While I'm grateful that we're not going to get hit hard, it looks like north of us it's going to be BAD. (I have a couple students who commute from McAlester). I hope TPTB, if it gets bad north of us and driving is unsafe, decide to cancel tomorrow and give the commuters a break.
(And I wouldn't complain about a Friday snow day myself. It's early enough in the semester that I could catch back up if necessary).
I did run out to the grocery yesterday afternoon (it wasn't bad yet, but I bet today it will be) and bought more milk and the few things I might have bought on a Saturday-morning trip, just in case the roads here are slick Saturday morning. And I did my laundry last night (Yes, I'm still having to stick the hose out the screen door, I'm still on Plumber-Watch) in case it gets really cold and would be kind of miserable to have that door open tonight or tomorrow.
So I'm as ready as I can be for bad weather.
4 comments:
The number of friends you have on Facebook appears to be the new barometer of popularity among kids these days. Only one of my kids bothers with it, but he has over 370 "friends." And this is a kid who basically stays home (prefers to) when he's not at school--no active "social life." When I've poked around on his Facebook, I've seen kids with upwards of 1000 "friends." Really? I'd be terrified to get an account if I were still a kid...imagine the stress of trying to get other kids to "friend" you. (Heck, I'm afraid to get one now for the same reason!)
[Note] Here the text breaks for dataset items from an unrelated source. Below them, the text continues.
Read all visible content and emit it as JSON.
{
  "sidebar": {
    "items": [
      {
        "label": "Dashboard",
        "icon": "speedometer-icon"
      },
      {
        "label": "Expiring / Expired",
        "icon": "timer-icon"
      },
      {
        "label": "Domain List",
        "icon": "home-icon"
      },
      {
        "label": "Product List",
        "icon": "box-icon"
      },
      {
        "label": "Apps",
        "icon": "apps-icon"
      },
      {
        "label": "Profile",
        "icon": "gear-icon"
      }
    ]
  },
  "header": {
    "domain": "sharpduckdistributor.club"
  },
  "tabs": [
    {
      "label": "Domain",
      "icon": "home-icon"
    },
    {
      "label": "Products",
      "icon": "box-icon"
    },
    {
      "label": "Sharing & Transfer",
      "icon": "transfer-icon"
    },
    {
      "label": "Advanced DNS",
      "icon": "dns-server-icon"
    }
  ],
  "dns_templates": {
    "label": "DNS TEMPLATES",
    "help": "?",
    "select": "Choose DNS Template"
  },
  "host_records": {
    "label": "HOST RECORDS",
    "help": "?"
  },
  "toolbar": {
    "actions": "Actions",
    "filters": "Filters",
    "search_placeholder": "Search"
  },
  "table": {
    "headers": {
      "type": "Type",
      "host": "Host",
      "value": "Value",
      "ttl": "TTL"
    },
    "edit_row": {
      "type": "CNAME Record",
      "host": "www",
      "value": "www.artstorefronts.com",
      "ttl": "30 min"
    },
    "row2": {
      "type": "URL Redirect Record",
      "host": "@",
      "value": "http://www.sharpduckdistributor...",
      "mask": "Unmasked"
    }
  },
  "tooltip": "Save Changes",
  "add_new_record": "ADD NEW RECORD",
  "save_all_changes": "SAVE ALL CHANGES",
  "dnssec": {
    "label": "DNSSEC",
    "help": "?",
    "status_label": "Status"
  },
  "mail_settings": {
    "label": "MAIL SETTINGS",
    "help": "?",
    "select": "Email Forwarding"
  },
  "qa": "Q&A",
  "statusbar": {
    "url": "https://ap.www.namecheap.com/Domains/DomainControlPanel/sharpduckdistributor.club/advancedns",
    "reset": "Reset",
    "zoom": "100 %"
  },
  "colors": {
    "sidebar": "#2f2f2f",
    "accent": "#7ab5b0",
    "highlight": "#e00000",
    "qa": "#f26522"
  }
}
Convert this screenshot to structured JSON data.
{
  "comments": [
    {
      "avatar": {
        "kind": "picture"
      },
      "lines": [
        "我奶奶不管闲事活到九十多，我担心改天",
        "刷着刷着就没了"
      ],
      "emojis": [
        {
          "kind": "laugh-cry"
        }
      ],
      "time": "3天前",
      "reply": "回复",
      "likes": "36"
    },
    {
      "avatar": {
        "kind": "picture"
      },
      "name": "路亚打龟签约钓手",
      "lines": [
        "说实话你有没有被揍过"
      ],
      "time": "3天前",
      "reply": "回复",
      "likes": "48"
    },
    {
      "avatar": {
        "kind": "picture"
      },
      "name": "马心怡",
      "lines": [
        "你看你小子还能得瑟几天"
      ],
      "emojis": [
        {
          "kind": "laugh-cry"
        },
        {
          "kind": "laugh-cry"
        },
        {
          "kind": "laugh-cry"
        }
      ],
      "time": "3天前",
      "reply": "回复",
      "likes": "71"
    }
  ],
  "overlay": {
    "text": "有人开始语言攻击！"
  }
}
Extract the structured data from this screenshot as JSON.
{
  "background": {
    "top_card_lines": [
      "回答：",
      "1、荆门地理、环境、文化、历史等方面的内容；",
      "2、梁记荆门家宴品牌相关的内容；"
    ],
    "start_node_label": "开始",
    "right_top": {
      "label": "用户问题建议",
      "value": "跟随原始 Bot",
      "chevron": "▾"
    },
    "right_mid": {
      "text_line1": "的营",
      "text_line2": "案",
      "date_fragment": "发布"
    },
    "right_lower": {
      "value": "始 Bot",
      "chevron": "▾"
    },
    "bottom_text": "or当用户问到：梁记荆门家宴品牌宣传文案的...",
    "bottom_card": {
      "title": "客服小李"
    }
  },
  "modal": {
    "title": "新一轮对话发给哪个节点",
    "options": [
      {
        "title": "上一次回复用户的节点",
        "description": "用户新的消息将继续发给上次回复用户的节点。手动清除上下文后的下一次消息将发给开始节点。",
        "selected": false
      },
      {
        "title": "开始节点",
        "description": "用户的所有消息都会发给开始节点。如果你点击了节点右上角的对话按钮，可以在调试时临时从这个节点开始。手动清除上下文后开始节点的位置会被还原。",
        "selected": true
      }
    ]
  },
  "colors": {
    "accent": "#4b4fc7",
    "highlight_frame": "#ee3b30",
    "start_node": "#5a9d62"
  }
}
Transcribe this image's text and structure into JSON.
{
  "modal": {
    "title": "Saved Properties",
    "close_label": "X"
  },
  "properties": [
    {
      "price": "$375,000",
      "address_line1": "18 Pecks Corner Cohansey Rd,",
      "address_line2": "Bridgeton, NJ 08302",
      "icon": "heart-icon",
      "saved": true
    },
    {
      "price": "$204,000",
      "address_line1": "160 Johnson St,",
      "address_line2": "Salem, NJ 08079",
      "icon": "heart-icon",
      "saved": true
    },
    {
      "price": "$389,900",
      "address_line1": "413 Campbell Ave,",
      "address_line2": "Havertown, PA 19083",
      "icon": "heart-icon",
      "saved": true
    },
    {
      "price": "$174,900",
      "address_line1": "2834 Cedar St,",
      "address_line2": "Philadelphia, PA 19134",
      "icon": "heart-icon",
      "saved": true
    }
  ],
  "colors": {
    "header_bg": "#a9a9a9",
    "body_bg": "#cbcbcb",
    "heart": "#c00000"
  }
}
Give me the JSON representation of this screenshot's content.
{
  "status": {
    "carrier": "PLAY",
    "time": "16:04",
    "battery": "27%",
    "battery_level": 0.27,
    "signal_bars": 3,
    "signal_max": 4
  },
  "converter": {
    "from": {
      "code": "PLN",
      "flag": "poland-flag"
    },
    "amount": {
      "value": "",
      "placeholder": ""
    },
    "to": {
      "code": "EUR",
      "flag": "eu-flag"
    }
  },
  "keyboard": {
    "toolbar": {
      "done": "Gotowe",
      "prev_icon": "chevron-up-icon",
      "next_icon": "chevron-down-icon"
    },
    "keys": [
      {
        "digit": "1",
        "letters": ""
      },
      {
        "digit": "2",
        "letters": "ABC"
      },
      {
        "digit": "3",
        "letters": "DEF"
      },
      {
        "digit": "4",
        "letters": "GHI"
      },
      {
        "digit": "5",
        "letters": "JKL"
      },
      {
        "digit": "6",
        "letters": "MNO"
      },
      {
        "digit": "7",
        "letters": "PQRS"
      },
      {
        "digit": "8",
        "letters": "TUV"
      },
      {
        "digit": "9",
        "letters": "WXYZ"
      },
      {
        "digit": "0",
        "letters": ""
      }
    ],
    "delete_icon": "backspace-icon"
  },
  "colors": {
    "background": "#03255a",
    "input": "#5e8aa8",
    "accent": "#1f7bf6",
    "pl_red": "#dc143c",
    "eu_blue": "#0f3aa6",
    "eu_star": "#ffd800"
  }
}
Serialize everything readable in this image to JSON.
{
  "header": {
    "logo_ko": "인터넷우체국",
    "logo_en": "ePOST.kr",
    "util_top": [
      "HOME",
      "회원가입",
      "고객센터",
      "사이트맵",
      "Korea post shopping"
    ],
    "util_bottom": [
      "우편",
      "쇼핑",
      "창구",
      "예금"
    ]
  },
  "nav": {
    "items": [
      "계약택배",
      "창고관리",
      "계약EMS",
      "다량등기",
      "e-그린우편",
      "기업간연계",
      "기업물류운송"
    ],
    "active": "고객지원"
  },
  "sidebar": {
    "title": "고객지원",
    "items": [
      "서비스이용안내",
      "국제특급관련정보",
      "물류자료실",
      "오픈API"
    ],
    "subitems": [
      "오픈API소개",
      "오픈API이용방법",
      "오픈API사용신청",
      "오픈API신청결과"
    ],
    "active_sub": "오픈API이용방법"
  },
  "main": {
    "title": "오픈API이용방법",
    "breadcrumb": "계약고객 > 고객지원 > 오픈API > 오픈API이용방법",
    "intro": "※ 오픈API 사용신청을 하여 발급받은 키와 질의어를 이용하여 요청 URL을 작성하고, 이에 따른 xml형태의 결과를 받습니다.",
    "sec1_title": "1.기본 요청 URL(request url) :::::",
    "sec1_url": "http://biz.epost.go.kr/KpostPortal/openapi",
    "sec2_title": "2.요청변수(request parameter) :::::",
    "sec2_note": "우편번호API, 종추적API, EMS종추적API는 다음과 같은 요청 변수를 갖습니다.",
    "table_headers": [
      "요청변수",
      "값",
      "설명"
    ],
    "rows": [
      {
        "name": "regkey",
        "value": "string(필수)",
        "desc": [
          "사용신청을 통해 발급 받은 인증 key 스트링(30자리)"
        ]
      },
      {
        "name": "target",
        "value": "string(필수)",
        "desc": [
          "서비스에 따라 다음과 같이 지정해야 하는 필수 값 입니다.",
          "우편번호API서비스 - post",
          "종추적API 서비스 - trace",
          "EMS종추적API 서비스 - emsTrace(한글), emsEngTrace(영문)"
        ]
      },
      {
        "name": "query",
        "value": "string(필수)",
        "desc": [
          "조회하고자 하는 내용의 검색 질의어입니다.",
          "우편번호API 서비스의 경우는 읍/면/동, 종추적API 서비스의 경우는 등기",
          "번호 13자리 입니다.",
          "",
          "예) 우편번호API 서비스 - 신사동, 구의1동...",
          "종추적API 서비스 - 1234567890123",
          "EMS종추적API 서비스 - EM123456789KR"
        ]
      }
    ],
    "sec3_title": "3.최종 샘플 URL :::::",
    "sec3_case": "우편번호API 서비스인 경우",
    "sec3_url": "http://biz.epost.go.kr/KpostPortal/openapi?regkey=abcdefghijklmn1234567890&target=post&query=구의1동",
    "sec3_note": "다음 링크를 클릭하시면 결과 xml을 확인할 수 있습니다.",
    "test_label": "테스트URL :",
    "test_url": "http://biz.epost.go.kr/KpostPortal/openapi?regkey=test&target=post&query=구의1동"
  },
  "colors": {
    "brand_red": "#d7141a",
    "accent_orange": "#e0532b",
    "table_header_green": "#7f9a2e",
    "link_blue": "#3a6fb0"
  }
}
You can find anything on Amazon.com including cotton pillowcases. (Darn. I hate that this looks like spam) :-)
In the one week I've been on Facebook, I've sent maybe 12 friend requests, all of which were subsequently granted, no doubt because I didn't pester anyone I didn't actually know from somewhere. I couldn't possibly keep track of 370 people. (I can follow 200 or so on Twitter, but there's a lot less overhead on Twitter.)
Here in the 405, we have sleet. Great heaping googobs of sleet. Then again, I'll take tonnes of sleet over mere millimeters of freezing rain any day.